Answer
The acceleration during the speeding up phase is $16 ~m/s^2$
The acceleration during the slowing down phase is $-5.33 ~m/s^2$
Work Step by Step
The acceleration is equal to the slope of the velocity versus time graph.
We can find the slope from point A to point B when the blood is speeding up. We can use point A (0.1 s, 0 m/s) and point B (0.15 s, 0.8 m/s) to calculate the slope.

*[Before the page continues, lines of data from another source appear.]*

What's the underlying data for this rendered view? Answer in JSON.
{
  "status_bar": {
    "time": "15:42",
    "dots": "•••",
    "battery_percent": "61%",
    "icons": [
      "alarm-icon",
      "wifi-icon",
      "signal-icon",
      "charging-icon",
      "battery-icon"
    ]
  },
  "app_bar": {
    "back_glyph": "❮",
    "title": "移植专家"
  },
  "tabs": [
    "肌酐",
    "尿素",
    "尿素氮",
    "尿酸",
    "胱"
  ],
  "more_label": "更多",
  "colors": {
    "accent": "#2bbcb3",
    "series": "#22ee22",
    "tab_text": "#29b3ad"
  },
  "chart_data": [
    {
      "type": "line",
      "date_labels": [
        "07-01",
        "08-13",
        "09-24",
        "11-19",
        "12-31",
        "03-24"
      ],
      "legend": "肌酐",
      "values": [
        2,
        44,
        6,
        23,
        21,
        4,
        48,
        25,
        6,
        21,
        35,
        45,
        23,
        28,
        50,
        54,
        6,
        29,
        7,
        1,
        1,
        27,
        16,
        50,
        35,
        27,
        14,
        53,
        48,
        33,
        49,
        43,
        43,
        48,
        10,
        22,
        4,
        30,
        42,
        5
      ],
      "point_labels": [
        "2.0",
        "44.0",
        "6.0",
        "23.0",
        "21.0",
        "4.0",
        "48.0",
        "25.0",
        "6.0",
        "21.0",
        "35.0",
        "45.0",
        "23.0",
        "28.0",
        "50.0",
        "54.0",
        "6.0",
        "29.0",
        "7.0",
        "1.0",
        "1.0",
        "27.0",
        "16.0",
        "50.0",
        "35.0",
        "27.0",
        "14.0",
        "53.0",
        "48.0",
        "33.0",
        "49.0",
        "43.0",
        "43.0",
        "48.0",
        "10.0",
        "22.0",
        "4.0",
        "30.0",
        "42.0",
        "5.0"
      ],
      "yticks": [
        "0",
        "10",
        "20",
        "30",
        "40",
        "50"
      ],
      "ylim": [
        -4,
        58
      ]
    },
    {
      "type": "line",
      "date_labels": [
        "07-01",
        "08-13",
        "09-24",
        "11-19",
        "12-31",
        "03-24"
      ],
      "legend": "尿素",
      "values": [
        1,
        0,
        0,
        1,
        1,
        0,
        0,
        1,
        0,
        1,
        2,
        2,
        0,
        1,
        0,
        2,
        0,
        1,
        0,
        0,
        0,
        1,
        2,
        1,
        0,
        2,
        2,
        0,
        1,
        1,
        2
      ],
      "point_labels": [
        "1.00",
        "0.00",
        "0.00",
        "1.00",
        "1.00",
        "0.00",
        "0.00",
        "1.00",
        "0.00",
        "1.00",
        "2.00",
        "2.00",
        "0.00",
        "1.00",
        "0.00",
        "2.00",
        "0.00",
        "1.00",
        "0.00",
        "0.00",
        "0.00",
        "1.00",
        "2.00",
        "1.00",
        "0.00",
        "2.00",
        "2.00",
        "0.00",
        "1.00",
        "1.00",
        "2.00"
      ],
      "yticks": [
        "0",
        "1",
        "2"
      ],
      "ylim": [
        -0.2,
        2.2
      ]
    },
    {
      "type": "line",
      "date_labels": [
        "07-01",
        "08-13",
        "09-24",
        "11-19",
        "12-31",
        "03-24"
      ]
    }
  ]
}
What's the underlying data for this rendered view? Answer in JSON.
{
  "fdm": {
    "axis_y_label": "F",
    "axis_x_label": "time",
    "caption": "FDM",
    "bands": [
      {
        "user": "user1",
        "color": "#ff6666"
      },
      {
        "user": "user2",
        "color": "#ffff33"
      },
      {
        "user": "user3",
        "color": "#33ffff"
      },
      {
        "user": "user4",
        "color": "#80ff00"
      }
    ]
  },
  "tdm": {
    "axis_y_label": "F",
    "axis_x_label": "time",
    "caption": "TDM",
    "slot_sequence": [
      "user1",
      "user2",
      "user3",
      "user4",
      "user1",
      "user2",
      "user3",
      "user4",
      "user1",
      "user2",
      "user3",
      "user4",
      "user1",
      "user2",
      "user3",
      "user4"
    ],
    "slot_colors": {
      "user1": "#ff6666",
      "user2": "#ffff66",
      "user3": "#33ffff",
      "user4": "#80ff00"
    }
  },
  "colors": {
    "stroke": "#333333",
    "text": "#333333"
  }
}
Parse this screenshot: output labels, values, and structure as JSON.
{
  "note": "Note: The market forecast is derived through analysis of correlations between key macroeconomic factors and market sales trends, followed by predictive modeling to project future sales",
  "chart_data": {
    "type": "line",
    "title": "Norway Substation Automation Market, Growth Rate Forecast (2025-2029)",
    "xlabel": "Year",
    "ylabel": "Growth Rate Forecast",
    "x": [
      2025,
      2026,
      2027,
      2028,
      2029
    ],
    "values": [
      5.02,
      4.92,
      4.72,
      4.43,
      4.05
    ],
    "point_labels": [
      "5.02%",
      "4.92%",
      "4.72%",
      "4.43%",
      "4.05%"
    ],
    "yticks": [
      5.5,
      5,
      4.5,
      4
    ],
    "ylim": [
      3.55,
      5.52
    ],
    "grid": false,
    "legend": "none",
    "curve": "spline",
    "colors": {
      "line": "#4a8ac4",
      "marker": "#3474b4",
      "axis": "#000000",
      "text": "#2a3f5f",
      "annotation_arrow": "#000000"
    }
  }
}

$a_y=\frac{\Delta v_y}{\Delta t}$
$a_y = \frac{0.8 ~m/s - 0}{0.15 ~s-0.1~s}$
$a_y = \frac{0.8 ~m/s}{0.05 ~s}$
$a_y = 16 ~m/s^2$
The acceleration during the speeding up phase is $16 ~m/s^2$
We can find the slope from point B to point C when the blood is slowing down. We can use point B (0.15 s, 0.8 m/s) and point C (0.3 s, 0 m/s) to calculate the slope.
$a_y=\frac{\Delta v}{\Delta t}$
$a_y = \frac{0-0.8 ~m/s}{0.3 ~s-0.15~s}$
$a_y = \frac{-0.8 ~m/s}{0.15 ~s}$
$a_y = -5.33 ~m/s^2$
The acceleration during the slowing down phase is $-5.33 ~m/s^2$